I'm happy to go with three friends staying at an isolated country hotel with strange beings.

No one likes my idea of our characters encountering some of Irelands folklore, fairies, banshees, leprechauns etc. I know I have a bizarre imagination. How about we are three 30 something friends with everyday lives living in Dublin. We go on holiday with or without our families and stay at a isolated country hotel and encounter one or all three of those legendary creatures of folklore.
 
My old Mum and Dad ran a pub in Donaghadee, County Down,
Then we three long time friends invest in a 400 year old country pub which is befriended by a friendly spook and strange beings. We need Jessicas approval first Terry as she has a completely different narrative.
 
I'm easy about the narrative Craig,

Ireland sounds great but about what time?
ie: from past comments I was thinking about 1850's, a hundred years after Flash, Molly and Jake ... ?
Politics, Religion, Mystical happenings, Famine, ... and a youngish Queen Victoria with a vibrant Empire champing at the bit to colour the global map Red.

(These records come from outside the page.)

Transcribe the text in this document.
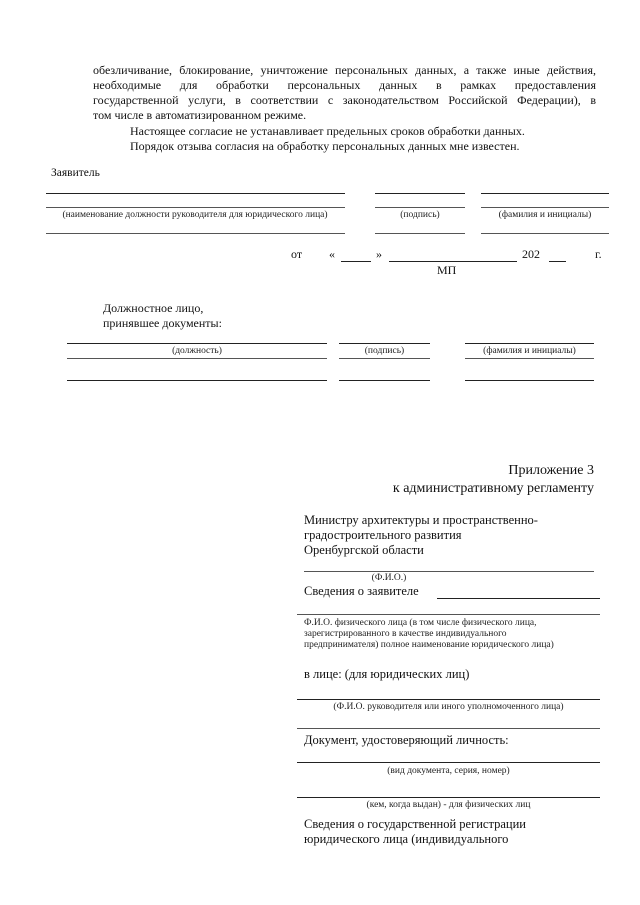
обезличивание, блокирование, уничтожение персональных данных, а также иные действия,
необходимые для обработки персональных данных в рамках предоставления
государственной услуги, в соответствии с законодательством Российской Федерации), в
том числе в автоматизированном режиме.
Настоящее согласие не устанавливает предельных сроков обработки данных.
Порядок отзыва согласия на обработку персональных данных мне известен.
Заявитель
(наименование должности руководителя для юридического лица)	(подпись)	(фамилия и инициалы)
от «	»	202	г.
МП
Должностное лицо,
принявшее документы:
(должность)	(подпись)	(фамилия и инициалы)
Приложение 3
к административному регламенту
Министру архитектуры и пространственно-
градостроительного развития
Оренбургской области
(Ф.И.О.)
Сведения о заявителе
Ф.И.О. физического лица (в том числе физического лица,
зарегистрированного в качестве индивидуального
предпринимателя) полное наименование юридического лица)
в лице: (для юридических лиц)
(Ф.И.О. руководителя или иного уполномоченного лица)
Документ, удостоверяющий личность:
(вид документа, серия, номер)
(кем, когда выдан) - для физических лиц
Сведения о государственной регистрации
юридического лица (индивидуального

The 1850's is an interesting time historically with major happenings like the American civil war and the Irish Potato famine falling into the awlful pitfall disaster of monocultural practices. Spuds!

The 1850's also saw science, engineering, medicine, human rights, all headed in an upward trending flux. Most notably the Railway lines and Steam Engines endemic and ubiquitous throughout Queen Victoria's great British Empire, especially those having the papist rebellious Irish still underfoot after eight centuries at least. They don't seem to understand that they are a beaten people.